I used a sungkit <sung-KEET> for the first time in my life. I picked up all six meters of it. The sungkit is a bamboo pole with a ruggedly-constructed webbed basket.
The way you operate it is by snaking the pole through the branches until the head is bumping the fruit. Then you manipulate the head to sever the stem of the fruit. I first trapped the mango stem between the two U-shapes in the basket. Then I gave it a strong yank to snap the stem.
- sungkitin – pick it using this pole or a similar concept
- sinungkit – picked it using this pole or a similar concept (past tense)
The compound I live in is full of fruit trees and I used the sungkit to harvest Indian Mangoes. This mango is smaller than the Carabao Mango.
From a Philippine government website, I learned that there are three varieties:
- Carabao Mango — originated from India, Burma and Malaya. Best served as fresh fruit. It has a perfect blend of sweetness and sourness, succulent, and has a pleasant aroma.
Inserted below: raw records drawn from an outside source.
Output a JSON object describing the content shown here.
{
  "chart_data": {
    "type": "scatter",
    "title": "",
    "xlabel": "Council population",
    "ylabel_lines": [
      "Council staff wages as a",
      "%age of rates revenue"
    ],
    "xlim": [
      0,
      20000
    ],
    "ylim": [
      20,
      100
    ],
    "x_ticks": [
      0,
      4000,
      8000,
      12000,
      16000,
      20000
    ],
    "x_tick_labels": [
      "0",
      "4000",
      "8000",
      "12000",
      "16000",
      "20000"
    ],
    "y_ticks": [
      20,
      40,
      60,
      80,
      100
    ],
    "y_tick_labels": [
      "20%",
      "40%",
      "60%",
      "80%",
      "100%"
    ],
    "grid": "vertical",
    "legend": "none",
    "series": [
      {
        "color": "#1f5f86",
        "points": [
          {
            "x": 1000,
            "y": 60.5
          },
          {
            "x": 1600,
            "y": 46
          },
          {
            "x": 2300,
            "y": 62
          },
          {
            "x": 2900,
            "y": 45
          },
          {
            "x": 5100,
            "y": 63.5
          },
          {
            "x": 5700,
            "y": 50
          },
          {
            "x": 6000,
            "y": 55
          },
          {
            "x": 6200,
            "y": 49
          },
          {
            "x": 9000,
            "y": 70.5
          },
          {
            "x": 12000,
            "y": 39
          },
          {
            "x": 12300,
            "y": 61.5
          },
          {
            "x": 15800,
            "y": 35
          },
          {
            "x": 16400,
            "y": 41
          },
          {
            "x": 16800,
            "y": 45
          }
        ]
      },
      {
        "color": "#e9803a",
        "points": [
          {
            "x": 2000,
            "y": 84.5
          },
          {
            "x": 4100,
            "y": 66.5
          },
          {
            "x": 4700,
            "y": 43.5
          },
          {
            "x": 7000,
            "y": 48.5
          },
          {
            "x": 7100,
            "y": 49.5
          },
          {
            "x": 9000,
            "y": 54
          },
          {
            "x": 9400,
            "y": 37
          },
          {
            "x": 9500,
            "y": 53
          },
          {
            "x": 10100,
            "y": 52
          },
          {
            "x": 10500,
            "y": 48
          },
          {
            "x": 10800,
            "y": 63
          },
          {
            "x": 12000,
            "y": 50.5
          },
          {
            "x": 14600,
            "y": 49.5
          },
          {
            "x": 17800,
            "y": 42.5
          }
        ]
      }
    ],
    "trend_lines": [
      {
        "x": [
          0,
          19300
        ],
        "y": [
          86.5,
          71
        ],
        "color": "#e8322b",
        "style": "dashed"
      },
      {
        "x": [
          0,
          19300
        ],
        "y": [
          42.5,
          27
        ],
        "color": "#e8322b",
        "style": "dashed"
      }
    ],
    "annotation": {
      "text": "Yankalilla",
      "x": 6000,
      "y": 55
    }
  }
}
Fleshy and yellow when ripe, very tender, melting in the mouth and less fibrous.
- Pico — originated from India, Burma and Malaya. Smaller than the carabao variety. Kidney shaped with round apex and base, which is more, flattened. Light yellow orange when ripe, thick and tough. Has fibrous orange to yellow orange flesh. Sweeter than the carabao variety but not melting.
- Katchamita — originated from India. Commonly known as India Mango. Skin is green and flesh is yellowish
I was harvesting katchamita then.
A world-class Mango
I remember my kids agree that mango is their favorite fruit. This photo of a carabao mango appeared in an earlier post:
Above mango is for local consumption. If it were exported, the skin would be free of blemishes. The mango costs about 20 pesos (less than 50 U.S. cents).
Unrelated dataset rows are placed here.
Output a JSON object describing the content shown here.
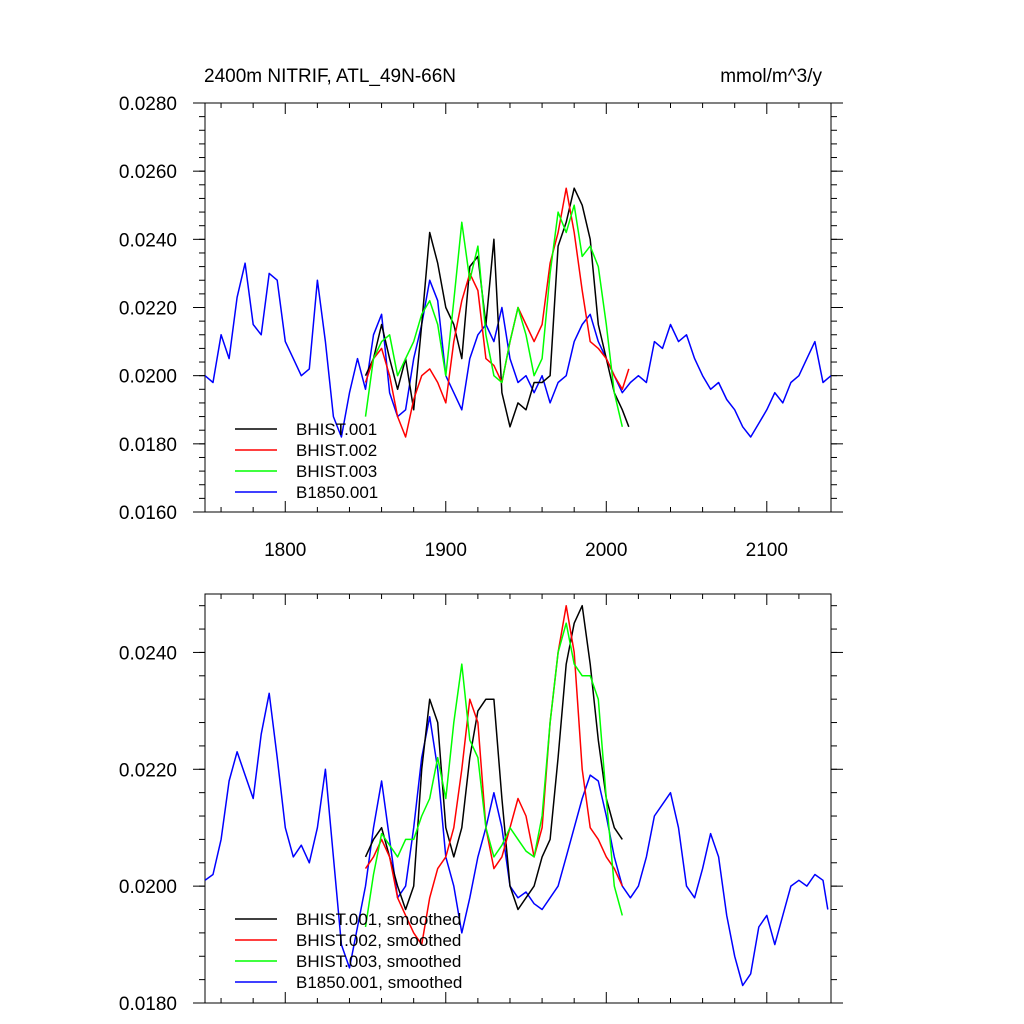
{
  "chart_data": [
    {
      "type": "line",
      "title_left": "2400m NITRIF, ATL_49N-66N",
      "title_right": "mmol/m^3/y",
      "xlim": [
        1750,
        2140
      ],
      "ylim": [
        0.016,
        0.028
      ],
      "x_ticks": [
        1800,
        1900,
        2000,
        2100
      ],
      "x_tick_labels": [
        "1800",
        "1900",
        "2000",
        "2100"
      ],
      "y_ticks": [
        0.016,
        0.018,
        0.02,
        0.022,
        0.024,
        0.026,
        0.028
      ],
      "y_tick_labels": [
        "0.0160",
        "0.0180",
        "0.0200",
        "0.0220",
        "0.0240",
        "0.0260",
        "0.0280"
      ],
      "legend_position": "bottom-left",
      "series": [
        {
          "name": "BHIST.001",
          "color": "#000000",
          "x": [
            1850,
            1855,
            1860,
            1865,
            1870,
            1875,
            1880,
            1885,
            1890,
            1895,
            1900,
            1905,
            1910,
            1915,
            1920,
            1925,
            1930,
            1935,
            1940,
            1945,
            1950,
            1955,
            1960,
            1965,
            1970,
            1975,
            1980,
            1985,
            1990,
            1995,
            2000,
            2005,
            2010,
            2014
          ],
          "y": [
            0.02,
            0.0205,
            0.0215,
            0.0205,
            0.0196,
            0.0205,
            0.019,
            0.0215,
            0.0242,
            0.0233,
            0.022,
            0.0215,
            0.0205,
            0.0232,
            0.0235,
            0.0215,
            0.024,
            0.0195,
            0.0185,
            0.0192,
            0.019,
            0.0198,
            0.0198,
            0.02,
            0.0238,
            0.0245,
            0.0255,
            0.025,
            0.024,
            0.0215,
            0.0205,
            0.0195,
            0.019,
            0.0185
          ]
        },
        {
          "name": "BHIST.002",
          "color": "#ff0000",
          "x": [
            1850,
            1855,
            1860,
            1865,
            1870,
            1875,
            1880,
            1885,
            1890,
            1895,
            1900,
            1905,
            1910,
            1915,
            1920,
            1925,
            1930,
            1935,
            1940,
            1945,
            1950,
            1955,
            1960,
            1965,
            1970,
            1975,
            1980,
            1985,
            1990,
            1995,
            2000,
            2005,
            2010,
            2014
          ],
          "y": [
            0.0198,
            0.0205,
            0.0208,
            0.02,
            0.0188,
            0.0182,
            0.0193,
            0.02,
            0.0202,
            0.0198,
            0.0192,
            0.021,
            0.0222,
            0.023,
            0.0225,
            0.0205,
            0.0203,
            0.0198,
            0.021,
            0.022,
            0.0215,
            0.021,
            0.0215,
            0.0233,
            0.0242,
            0.0255,
            0.0242,
            0.0225,
            0.021,
            0.0208,
            0.0205,
            0.02,
            0.0196,
            0.0202
          ]
        },
        {
          "name": "BHIST.003",
          "color": "#00ff00",
          "x": [
            1850,
            1855,
            1860,
            1865,
            1870,
            1875,
            1880,
            1885,
            1890,
            1895,
            1900,
            1905,
            1910,
            1915,
            1920,
            1925,
            1930,
            1935,
            1940,
            1945,
            1950,
            1955,
            1960,
            1965,
            1970,
            1975,
            1980,
            1985,
            1990,
            1995,
            2000,
            2005,
            2010
          ],
          "y": [
            0.0188,
            0.0205,
            0.021,
            0.0212,
            0.02,
            0.0205,
            0.021,
            0.0218,
            0.0222,
            0.0215,
            0.02,
            0.0222,
            0.0245,
            0.0228,
            0.0238,
            0.0212,
            0.02,
            0.0198,
            0.021,
            0.022,
            0.0212,
            0.02,
            0.0205,
            0.023,
            0.0248,
            0.0242,
            0.025,
            0.0235,
            0.0238,
            0.0232,
            0.0215,
            0.0195,
            0.0185
          ]
        },
        {
          "name": "B1850.001",
          "color": "#0000ff",
          "x": [
            1750,
            1755,
            1760,
            1765,
            1770,
            1775,
            1780,
            1785,
            1790,
            1795,
            1800,
            1805,
            1810,
            1815,
            1820,
            1825,
            1830,
            1835,
            1840,
            1845,
            1850,
            1855,
            1860,
            1865,
            1870,
            1875,
            1880,
            1885,
            1890,
            1895,
            1900,
            1905,
            1910,
            1915,
            1920,
            1925,
            1930,
            1935,
            1940,
            1945,
            1950,
            1955,
            1960,
            1965,
            1970,
            1975,
            1980,
            1985,
            1990,
            1995,
            2000,
            2005,
            2010,
            2015,
            2020,
            2025,
            2030,
            2035,
            2040,
            2045,
            2050,
            2055,
            2060,
            2065,
            2070,
            2075,
            2080,
            2085,
            2090,
            2095,
            2100,
            2105,
            2110,
            2115,
            2120,
            2125,
            2130,
            2135,
            2140
          ],
          "y": [
            0.02,
            0.0198,
            0.0212,
            0.0205,
            0.0223,
            0.0233,
            0.0215,
            0.0212,
            0.023,
            0.0228,
            0.021,
            0.0205,
            0.02,
            0.0202,
            0.0228,
            0.021,
            0.0188,
            0.0182,
            0.0195,
            0.0205,
            0.0196,
            0.0212,
            0.0218,
            0.0195,
            0.0188,
            0.019,
            0.0205,
            0.0215,
            0.0228,
            0.0222,
            0.02,
            0.0195,
            0.019,
            0.0205,
            0.0212,
            0.0215,
            0.021,
            0.022,
            0.0205,
            0.0198,
            0.02,
            0.0195,
            0.02,
            0.0192,
            0.0198,
            0.02,
            0.021,
            0.0215,
            0.0218,
            0.021,
            0.0205,
            0.02,
            0.0195,
            0.0198,
            0.02,
            0.0198,
            0.021,
            0.0208,
            0.0215,
            0.021,
            0.0212,
            0.0205,
            0.02,
            0.0196,
            0.0198,
            0.0193,
            0.019,
            0.0185,
            0.0182,
            0.0186,
            0.019,
            0.0195,
            0.0192,
            0.0198,
            0.02,
            0.0205,
            0.021,
            0.0198,
            0.02
          ]
        }
      ]
    },
    {
      "type": "line",
      "xlim": [
        1750,
        2140
      ],
      "ylim": [
        0.018,
        0.025
      ],
      "x_ticks": [
        1800,
        1900,
        2000,
        2100
      ],
      "y_ticks": [
        0.018,
        0.02,
        0.022,
        0.024
      ],
      "y_tick_labels": [
        "0.0180",
        "0.0200",
        "0.0220",
        "0.0240"
      ],
      "legend_position": "bottom-left",
      "series": [
        {
          "name": "BHIST.001, smoothed",
          "color": "#000000",
          "x": [
            1850,
            1855,
            1860,
            1865,
            1870,
            1875,
            1880,
            1885,
            1890,
            1895,
            1900,
            1905,
            1910,
            1915,
            1920,
            1925,
            1930,
            1935,
            1940,
            1945,
            1950,
            1955,
            1960,
            1965,
            1970,
            1975,
            1980,
            1985,
            1990,
            1995,
            2000,
            2005,
            2010
          ],
          "y": [
            0.0205,
            0.0208,
            0.021,
            0.0205,
            0.02,
            0.0196,
            0.02,
            0.022,
            0.0232,
            0.0228,
            0.021,
            0.0205,
            0.021,
            0.0222,
            0.023,
            0.0232,
            0.0232,
            0.0215,
            0.02,
            0.0196,
            0.0198,
            0.02,
            0.0205,
            0.0208,
            0.0222,
            0.0238,
            0.0245,
            0.0248,
            0.0238,
            0.0225,
            0.0215,
            0.021,
            0.0208
          ]
        },
        {
          "name": "BHIST.002, smoothed",
          "color": "#ff0000",
          "x": [
            1850,
            1855,
            1860,
            1865,
            1870,
            1875,
            1880,
            1885,
            1890,
            1895,
            1900,
            1905,
            1910,
            1915,
            1920,
            1925,
            1930,
            1935,
            1940,
            1945,
            1950,
            1955,
            1960,
            1965,
            1970,
            1975,
            1980,
            1985,
            1990,
            1995,
            2000,
            2005,
            2010
          ],
          "y": [
            0.0203,
            0.0205,
            0.0208,
            0.0205,
            0.0198,
            0.0195,
            0.0192,
            0.019,
            0.0198,
            0.0203,
            0.0205,
            0.021,
            0.022,
            0.0232,
            0.0228,
            0.021,
            0.0203,
            0.0205,
            0.021,
            0.0215,
            0.0212,
            0.0205,
            0.021,
            0.0228,
            0.024,
            0.0248,
            0.024,
            0.022,
            0.021,
            0.0208,
            0.0205,
            0.0203,
            0.02
          ]
        },
        {
          "name": "BHIST.003, smoothed",
          "color": "#00ff00",
          "x": [
            1850,
            1855,
            1860,
            1865,
            1870,
            1875,
            1880,
            1885,
            1890,
            1895,
            1900,
            1905,
            1910,
            1915,
            1920,
            1925,
            1930,
            1935,
            1940,
            1945,
            1950,
            1955,
            1960,
            1965,
            1970,
            1975,
            1980,
            1985,
            1990,
            1995,
            2000,
            2005,
            2010
          ],
          "y": [
            0.0193,
            0.0202,
            0.0209,
            0.0207,
            0.0205,
            0.0208,
            0.0208,
            0.0212,
            0.0215,
            0.0222,
            0.0215,
            0.0228,
            0.0238,
            0.0225,
            0.0222,
            0.021,
            0.0205,
            0.0207,
            0.021,
            0.0208,
            0.0206,
            0.0205,
            0.0212,
            0.0228,
            0.024,
            0.0245,
            0.0238,
            0.0236,
            0.0236,
            0.0232,
            0.0215,
            0.02,
            0.0195
          ]
        },
        {
          "name": "B1850.001, smoothed",
          "color": "#0000ff",
          "x": [
            1750,
            1755,
            1760,
            1765,
            1770,
            1775,
            1780,
            1785,
            1790,
            1795,
            1800,
            1805,
            1810,
            1815,
            1820,
            1825,
            1830,
            1835,
            1840,
            1845,
            1850,
            1855,
            1860,
            1865,
            1870,
            1875,
            1880,
            1885,
            1890,
            1895,
            1900,
            1905,
            1910,
            1915,
            1920,
            1925,
            1930,
            1935,
            1940,
            1945,
            1950,
            1955,
            1960,
            1965,
            1970,
            1975,
            1980,
            1985,
            1990,
            1995,
            2000,
            2005,
            2010,
            2015,
            2020,
            2025,
            2030,
            2035,
            2040,
            2045,
            2050,
            2055,
            2060,
            2065,
            2070,
            2075,
            2080,
            2085,
            2090,
            2095,
            2100,
            2105,
            2110,
            2115,
            2120,
            2125,
            2130,
            2135,
            2138
          ],
          "y": [
            0.0201,
            0.0202,
            0.0208,
            0.0218,
            0.0223,
            0.0219,
            0.0215,
            0.0226,
            0.0233,
            0.0222,
            0.021,
            0.0205,
            0.0207,
            0.0204,
            0.021,
            0.022,
            0.0205,
            0.019,
            0.0186,
            0.0193,
            0.02,
            0.021,
            0.0218,
            0.0208,
            0.0198,
            0.02,
            0.021,
            0.0222,
            0.0229,
            0.022,
            0.0205,
            0.02,
            0.0192,
            0.0198,
            0.0205,
            0.021,
            0.0216,
            0.021,
            0.02,
            0.0198,
            0.0199,
            0.0197,
            0.0196,
            0.0198,
            0.02,
            0.0205,
            0.021,
            0.0215,
            0.0219,
            0.0218,
            0.0212,
            0.0205,
            0.02,
            0.0198,
            0.02,
            0.0205,
            0.0212,
            0.0214,
            0.0216,
            0.021,
            0.02,
            0.0198,
            0.0203,
            0.0209,
            0.0205,
            0.0195,
            0.0188,
            0.0183,
            0.0185,
            0.0193,
            0.0195,
            0.019,
            0.0195,
            0.02,
            0.0201,
            0.02,
            0.0202,
            0.0201,
            0.0196
          ]
        }
      ]
    }
  ]
}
Mangoes start out as flowers.
The term “world-class” is bandied about in Filipino media. World-class this and world-class that, they say.
So far as I can tell, only certain things from the Philippines can realistically be considered “world-class.” Some of these are:
- Philippine beaches
- Philippine islands
- Manny Pacquiao
- Carabao Mango.
Philippine mango (the national fruit) is known worldwide as the best tasting variety of Carabao mangoes in the world. Philippine mangoes have a distinct rich taste, no turpentine taste, not fibrous and high nutritional value compared to other cultivars. Philippine Carabao mangoes are available year-round but the best tasting fruits are those picked during the summer months.
Filipinos who grew up in the Philippines and migrated to the U.S., miss the delicious Philippine Carabao mangoes when faced with bland tasting mangos imported from Mexico. “Philippine mangoes” sold in the U.S. are from Mexico while “real” produce from the Philippines are marketed as “Manila Super Mangoes.”
[ That’s news to me. I’ll weigh in with my opinion: Mexican mangoes are puny compared to Philippine mangoes. Mexican mangoes are excessively fibrous when eaten as fresh fruit. Mexican mangoes are also smaller than Carabao mangoes; they’re about the size of Indian mangoes. ]
Mexico is the world’s top exporter of fresh mangoes cornering approximately 40% share of mango exports while India is the world’s top producer of mangoes producing more than half of the world’s mango output. The United States is the world’s biggest importer of fresh mangoes.
Being world-class means being able to take on all comers. Like the Alphonso.
NPR, or National Public Radio, is a respectable independent radio station in the U.S. popular as a Main Street alternative to the regular networks of ABS, CBS, NBC, Fox. From an NPR story:
There are said to be some 1,500 varieties of mangoes in India. Only a couple have been cleared for export to the U.S. One, the Alphonso, is known as the King of Mangoes in India.
For a more unbiased opinion, I took my shrink-wrapped Alphonso to Elizabeth Falkner, chef and author of Demolition Desserts. We stood in the bustling kitchen of Orson, her restaurant in San Francisco.
First she tried the little yellow Mexican mango. She liked it; it’s pretty much what she’s used to in a mango.
Then she tried the big red and green Guatemalan one.
“There’s a stringiness to them. And that’s something I’m not really crazy about. They taste more like vegetable than fruit.”
And the Alphonso.
“Oh my god. That is really good. Mmmm. They have a really different flavor than most mangoes I’ve had. It’s a deep sort of sweetness, almost like a caramelized sweetness. Wow, can you tell me where I can buy these now?”
The Alphonso is still king, even when it’s eaten in a kitchen in San Francisco. But I still crave that first mango of summer in Calcutta, the juice dripping down my chin, the cool orange flesh the only thing that made the muggy days bearable.
I wonder how our Carabao Mango stacks up to the Alphonso! Maybe they’re one and the same.